The score is simple, understated, and relies on the successful implementation of acoustic beats, varied in electronic rhythms and sounds appropriate to the 1980’s techno-influenced soundtracks. Too much in the way of a score would have meant disaster for the film. Like its actors, its sets, everything in “Blood Simple” is understated, and recedes into the background so that the psychological can take center stage above all.
Though the movie might tend towards the slow side, this is mainly because the film has a major psychological bent. “Blood Simple” relies on the intricacy of film shots - the alteration between close-ups, panoramic, and the acute observation of the “little things” in the film are what provide a solid basis for much of the tension mounting to the films’ compelling denouement. If one takes into consideration that this film, though providing enough graphic content to interest even the most blood-thirsty viewers, still leaves the realm of psychological depth and introspective reflection in its wake, then one might reconsider the pacing. Now, the pacing seems well though-out. “Blood Simple” marches on methodically, appropriately mimetic to its constructed “mechanic” world, like a marathon runner coming in on the finish line. Extending the marathon metaphor into a cheesy cliché, “Blood Simple” is simply a winner.
“Blood Simple” received 4 awards and 5 nominations from varying critical film award associations. Among some of its awards, “Blood Simple” garnered the Independent Spirit Award for Best Director (Joel Coen) and Best Male Lead (M. Emmet Walsh) and the Sundance Film Festival Grand Jury Prize (Joel Coen).
John Getz plays Ray, Abby’s “other man”.
Frances McDormand plays Abby, Julian’s dissatisfied wife.
Dan Hedaya plays Julian Marty, Abby’s vengeful husband.
M. Emmet Walsh plays Loren Visser (PI) and Narrator.
Loren Visser: The world is full o' complainers. An' the fact is, nothin' comes with a guarantee. Now I don't care if you're the pope of Rome, President of the United States or Man of the Year; somethin' can all go wrong. Now go on ahead, y'know, complain, tell your problems to your neighbor, ask for help, 'n watch him fly. Now, in Russia, they got it mapped out so that everyone pulls for everyone else... that's the theory, anyway.

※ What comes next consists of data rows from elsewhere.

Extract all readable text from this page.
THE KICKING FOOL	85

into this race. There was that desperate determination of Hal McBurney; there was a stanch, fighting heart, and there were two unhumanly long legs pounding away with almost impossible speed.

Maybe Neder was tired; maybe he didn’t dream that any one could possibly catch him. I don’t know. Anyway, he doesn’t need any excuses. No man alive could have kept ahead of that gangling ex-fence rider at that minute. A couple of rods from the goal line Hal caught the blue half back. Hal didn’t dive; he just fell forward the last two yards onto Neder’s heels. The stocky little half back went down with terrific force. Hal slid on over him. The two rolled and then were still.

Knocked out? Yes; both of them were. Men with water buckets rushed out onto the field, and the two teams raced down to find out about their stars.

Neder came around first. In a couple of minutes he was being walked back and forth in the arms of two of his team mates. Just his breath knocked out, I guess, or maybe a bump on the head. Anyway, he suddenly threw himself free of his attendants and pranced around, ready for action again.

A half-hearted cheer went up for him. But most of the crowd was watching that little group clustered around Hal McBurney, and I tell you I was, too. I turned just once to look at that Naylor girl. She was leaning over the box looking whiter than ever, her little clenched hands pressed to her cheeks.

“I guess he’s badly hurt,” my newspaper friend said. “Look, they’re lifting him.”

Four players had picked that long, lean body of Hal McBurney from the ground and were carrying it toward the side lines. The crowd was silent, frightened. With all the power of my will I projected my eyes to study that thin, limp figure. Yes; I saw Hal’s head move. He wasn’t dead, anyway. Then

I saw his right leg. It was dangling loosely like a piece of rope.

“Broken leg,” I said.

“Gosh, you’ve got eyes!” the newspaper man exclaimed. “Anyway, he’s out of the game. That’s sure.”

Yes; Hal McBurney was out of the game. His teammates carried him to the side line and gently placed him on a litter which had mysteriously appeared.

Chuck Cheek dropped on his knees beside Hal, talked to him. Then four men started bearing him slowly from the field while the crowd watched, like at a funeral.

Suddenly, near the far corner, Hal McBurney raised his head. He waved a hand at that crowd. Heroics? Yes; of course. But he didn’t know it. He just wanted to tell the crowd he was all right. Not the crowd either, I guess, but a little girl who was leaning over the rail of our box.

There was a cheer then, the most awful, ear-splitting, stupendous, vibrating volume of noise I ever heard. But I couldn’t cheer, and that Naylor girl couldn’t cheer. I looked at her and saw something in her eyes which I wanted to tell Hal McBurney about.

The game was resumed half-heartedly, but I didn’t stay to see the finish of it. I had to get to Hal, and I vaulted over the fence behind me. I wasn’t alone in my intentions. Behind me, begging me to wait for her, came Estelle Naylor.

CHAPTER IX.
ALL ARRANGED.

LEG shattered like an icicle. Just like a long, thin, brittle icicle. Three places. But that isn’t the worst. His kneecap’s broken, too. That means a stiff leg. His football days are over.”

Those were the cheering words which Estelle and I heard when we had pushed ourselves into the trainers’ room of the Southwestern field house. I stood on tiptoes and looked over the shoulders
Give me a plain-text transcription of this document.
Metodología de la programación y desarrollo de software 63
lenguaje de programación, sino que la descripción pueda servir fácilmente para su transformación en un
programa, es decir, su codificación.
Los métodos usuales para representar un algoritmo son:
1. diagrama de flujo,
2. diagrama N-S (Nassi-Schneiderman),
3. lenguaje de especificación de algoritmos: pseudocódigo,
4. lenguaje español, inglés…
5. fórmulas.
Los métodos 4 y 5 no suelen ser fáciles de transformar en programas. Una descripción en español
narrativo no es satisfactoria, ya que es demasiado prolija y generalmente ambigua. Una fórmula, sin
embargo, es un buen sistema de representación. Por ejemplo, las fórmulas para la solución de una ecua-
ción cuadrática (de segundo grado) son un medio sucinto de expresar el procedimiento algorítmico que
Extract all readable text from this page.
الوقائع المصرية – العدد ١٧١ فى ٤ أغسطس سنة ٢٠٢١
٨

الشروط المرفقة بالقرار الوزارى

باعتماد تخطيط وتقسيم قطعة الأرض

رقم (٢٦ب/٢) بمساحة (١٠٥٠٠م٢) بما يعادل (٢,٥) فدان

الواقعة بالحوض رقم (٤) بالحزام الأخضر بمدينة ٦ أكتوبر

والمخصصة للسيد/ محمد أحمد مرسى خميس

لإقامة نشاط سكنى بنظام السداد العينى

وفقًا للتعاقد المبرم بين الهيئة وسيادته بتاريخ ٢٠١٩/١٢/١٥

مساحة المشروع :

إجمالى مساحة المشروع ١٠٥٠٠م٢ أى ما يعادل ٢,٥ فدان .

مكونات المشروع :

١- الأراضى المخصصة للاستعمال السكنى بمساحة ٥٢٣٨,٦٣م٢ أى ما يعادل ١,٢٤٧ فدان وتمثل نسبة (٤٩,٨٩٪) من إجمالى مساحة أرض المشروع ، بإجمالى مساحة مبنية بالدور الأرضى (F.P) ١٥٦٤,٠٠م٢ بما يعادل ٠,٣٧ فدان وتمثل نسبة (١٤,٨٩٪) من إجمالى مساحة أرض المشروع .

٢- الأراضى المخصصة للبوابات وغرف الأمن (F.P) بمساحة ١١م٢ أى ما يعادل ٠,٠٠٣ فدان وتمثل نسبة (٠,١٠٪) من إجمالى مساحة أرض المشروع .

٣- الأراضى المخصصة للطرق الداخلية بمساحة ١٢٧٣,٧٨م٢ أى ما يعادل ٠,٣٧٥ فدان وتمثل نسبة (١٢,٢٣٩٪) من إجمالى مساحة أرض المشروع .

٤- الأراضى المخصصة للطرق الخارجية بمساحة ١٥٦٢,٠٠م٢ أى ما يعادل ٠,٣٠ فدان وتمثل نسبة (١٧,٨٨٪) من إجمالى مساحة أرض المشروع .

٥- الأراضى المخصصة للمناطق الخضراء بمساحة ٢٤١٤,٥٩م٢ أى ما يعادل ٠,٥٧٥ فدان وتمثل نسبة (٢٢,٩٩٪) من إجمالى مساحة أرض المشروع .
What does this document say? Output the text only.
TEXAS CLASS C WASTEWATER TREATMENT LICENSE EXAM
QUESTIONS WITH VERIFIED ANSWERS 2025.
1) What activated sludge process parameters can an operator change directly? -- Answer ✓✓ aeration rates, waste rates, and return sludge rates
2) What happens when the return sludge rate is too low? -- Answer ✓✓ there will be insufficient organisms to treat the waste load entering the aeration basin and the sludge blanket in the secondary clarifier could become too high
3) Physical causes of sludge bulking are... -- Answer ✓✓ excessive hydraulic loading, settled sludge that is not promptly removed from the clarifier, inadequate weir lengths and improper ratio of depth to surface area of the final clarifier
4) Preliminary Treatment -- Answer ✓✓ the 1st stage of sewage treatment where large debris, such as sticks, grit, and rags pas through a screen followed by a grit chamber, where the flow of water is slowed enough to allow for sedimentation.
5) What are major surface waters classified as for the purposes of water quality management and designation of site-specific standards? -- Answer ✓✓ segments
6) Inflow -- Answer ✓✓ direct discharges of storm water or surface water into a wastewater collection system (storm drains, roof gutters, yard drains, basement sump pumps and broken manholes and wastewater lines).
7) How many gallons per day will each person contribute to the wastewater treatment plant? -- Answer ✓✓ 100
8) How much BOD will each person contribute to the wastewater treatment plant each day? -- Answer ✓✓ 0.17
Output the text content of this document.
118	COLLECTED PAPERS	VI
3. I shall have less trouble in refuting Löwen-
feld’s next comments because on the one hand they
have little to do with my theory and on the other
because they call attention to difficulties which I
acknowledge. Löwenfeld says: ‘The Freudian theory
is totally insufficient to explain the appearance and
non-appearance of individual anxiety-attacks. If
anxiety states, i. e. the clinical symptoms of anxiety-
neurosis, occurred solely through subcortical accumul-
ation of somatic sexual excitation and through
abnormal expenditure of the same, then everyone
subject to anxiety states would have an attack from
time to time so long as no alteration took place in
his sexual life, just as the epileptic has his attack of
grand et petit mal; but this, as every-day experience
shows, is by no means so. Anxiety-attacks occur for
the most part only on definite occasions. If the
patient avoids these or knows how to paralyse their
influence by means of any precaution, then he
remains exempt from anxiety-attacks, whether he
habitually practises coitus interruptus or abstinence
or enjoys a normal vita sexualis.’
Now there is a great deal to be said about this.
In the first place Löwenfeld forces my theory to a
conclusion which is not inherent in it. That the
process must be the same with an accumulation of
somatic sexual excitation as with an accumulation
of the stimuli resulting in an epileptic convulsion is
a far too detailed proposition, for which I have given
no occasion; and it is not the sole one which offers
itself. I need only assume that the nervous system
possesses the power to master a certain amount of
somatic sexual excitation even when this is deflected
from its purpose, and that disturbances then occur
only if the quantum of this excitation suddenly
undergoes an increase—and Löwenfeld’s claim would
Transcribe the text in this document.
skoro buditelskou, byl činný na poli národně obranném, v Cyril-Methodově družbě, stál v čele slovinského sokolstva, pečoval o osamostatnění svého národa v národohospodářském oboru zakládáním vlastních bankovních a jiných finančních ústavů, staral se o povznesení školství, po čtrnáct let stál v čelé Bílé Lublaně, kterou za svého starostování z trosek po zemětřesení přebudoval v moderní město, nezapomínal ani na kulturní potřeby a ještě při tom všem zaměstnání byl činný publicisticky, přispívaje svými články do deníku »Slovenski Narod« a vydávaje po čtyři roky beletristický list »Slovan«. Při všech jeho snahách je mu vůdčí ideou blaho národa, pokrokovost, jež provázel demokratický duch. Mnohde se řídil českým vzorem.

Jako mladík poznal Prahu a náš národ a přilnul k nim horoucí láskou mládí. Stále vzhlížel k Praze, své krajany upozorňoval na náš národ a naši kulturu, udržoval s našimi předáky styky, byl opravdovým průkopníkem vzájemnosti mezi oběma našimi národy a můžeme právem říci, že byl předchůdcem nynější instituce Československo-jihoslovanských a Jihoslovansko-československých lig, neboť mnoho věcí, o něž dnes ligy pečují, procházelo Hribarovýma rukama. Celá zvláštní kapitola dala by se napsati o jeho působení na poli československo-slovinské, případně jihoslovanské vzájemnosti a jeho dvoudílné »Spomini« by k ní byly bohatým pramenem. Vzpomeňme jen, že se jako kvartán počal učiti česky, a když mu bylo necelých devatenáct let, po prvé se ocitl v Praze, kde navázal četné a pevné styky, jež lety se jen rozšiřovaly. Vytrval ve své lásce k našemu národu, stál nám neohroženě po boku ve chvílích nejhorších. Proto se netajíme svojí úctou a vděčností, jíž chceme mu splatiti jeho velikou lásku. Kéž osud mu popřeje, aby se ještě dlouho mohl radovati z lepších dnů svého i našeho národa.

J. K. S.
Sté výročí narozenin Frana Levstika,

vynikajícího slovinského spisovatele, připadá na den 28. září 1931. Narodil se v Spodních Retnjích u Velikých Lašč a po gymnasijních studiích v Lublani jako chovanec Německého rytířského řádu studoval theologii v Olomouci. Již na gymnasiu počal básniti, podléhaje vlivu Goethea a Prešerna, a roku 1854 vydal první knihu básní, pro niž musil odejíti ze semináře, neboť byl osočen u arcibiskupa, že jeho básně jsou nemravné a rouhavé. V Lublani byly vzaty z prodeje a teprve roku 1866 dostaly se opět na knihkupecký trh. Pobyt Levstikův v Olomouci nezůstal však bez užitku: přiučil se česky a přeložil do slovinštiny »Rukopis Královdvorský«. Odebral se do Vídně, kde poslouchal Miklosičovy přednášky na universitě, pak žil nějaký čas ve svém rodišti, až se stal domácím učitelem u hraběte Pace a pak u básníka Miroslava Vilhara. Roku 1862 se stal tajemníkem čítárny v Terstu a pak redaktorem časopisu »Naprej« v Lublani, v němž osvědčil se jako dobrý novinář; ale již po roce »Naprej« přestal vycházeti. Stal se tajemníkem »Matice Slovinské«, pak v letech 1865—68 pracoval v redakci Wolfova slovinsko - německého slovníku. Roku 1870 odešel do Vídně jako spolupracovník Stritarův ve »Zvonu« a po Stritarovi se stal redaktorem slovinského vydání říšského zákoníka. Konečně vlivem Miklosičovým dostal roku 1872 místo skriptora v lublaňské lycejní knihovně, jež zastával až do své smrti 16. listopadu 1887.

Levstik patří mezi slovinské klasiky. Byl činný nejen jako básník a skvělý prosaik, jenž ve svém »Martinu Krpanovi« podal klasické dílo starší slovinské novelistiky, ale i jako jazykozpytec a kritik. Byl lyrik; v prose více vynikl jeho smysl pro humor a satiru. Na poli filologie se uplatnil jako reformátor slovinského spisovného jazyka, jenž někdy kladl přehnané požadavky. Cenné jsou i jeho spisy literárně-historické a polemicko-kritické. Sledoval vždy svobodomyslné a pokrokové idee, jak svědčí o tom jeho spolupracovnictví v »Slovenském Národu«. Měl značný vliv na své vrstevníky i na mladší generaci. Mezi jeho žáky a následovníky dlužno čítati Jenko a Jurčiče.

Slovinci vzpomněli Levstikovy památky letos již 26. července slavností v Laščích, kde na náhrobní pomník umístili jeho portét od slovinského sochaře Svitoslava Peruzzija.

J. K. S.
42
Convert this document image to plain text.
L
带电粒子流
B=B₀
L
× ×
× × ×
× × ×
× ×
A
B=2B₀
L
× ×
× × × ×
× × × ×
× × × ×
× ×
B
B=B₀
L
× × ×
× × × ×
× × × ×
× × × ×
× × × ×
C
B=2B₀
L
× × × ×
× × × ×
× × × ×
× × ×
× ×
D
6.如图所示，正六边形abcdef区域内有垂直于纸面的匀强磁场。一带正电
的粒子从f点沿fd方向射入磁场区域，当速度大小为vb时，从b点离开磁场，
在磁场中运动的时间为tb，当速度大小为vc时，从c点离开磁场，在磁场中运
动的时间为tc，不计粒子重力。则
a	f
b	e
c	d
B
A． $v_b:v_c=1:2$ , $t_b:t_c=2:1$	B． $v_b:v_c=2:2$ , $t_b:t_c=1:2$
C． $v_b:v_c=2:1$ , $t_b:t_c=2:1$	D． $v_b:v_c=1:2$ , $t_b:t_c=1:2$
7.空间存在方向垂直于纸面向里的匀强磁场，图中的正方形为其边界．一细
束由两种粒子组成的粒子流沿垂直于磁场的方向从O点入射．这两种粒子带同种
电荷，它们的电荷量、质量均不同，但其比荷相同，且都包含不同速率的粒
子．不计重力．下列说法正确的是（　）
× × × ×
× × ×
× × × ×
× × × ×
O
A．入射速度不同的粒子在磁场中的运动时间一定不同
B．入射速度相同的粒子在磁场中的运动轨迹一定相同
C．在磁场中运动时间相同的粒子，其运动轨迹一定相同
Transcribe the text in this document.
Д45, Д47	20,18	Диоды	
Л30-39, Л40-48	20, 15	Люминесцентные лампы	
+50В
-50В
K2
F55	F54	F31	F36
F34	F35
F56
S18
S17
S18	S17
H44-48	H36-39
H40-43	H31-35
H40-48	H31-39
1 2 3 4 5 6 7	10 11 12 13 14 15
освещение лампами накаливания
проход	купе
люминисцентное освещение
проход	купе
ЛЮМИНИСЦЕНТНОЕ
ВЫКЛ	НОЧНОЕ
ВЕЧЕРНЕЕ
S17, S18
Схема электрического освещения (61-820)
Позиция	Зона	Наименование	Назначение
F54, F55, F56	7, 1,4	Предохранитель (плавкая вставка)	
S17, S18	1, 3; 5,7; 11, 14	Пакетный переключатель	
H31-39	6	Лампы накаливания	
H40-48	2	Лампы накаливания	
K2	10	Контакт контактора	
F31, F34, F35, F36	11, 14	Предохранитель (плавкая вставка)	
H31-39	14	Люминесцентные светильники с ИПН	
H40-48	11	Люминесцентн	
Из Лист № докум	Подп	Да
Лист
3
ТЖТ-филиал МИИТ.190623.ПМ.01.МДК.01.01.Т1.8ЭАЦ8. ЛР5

But what I know about is Texas, an' down here... you're on your own.
Julian Marty: You know, in Greece, they would cut off the head of the messenger that would bring the bad news... Don’t come around here any more. If I need you, I’ll know what rock to turn over.
Julian: Come on this property again and I’ll be forced to shoot you. Fair notice.
Ray: What did he say?
Abby: Nothin’. He’s like you. He don’t say much.
Julian: Trust each other, for richer or poorer.
Vesser: Don’t say that, your marriages don’t turn out so hot.
Abby: What happened?
Ray: Cleaned it all up. But what’s important now is that we don’t go around acting half-caught... Never point a gun at a man unless you intend to kill him. And when you shoot him, make sure he’s dead or else he’ll get up and try to kill you.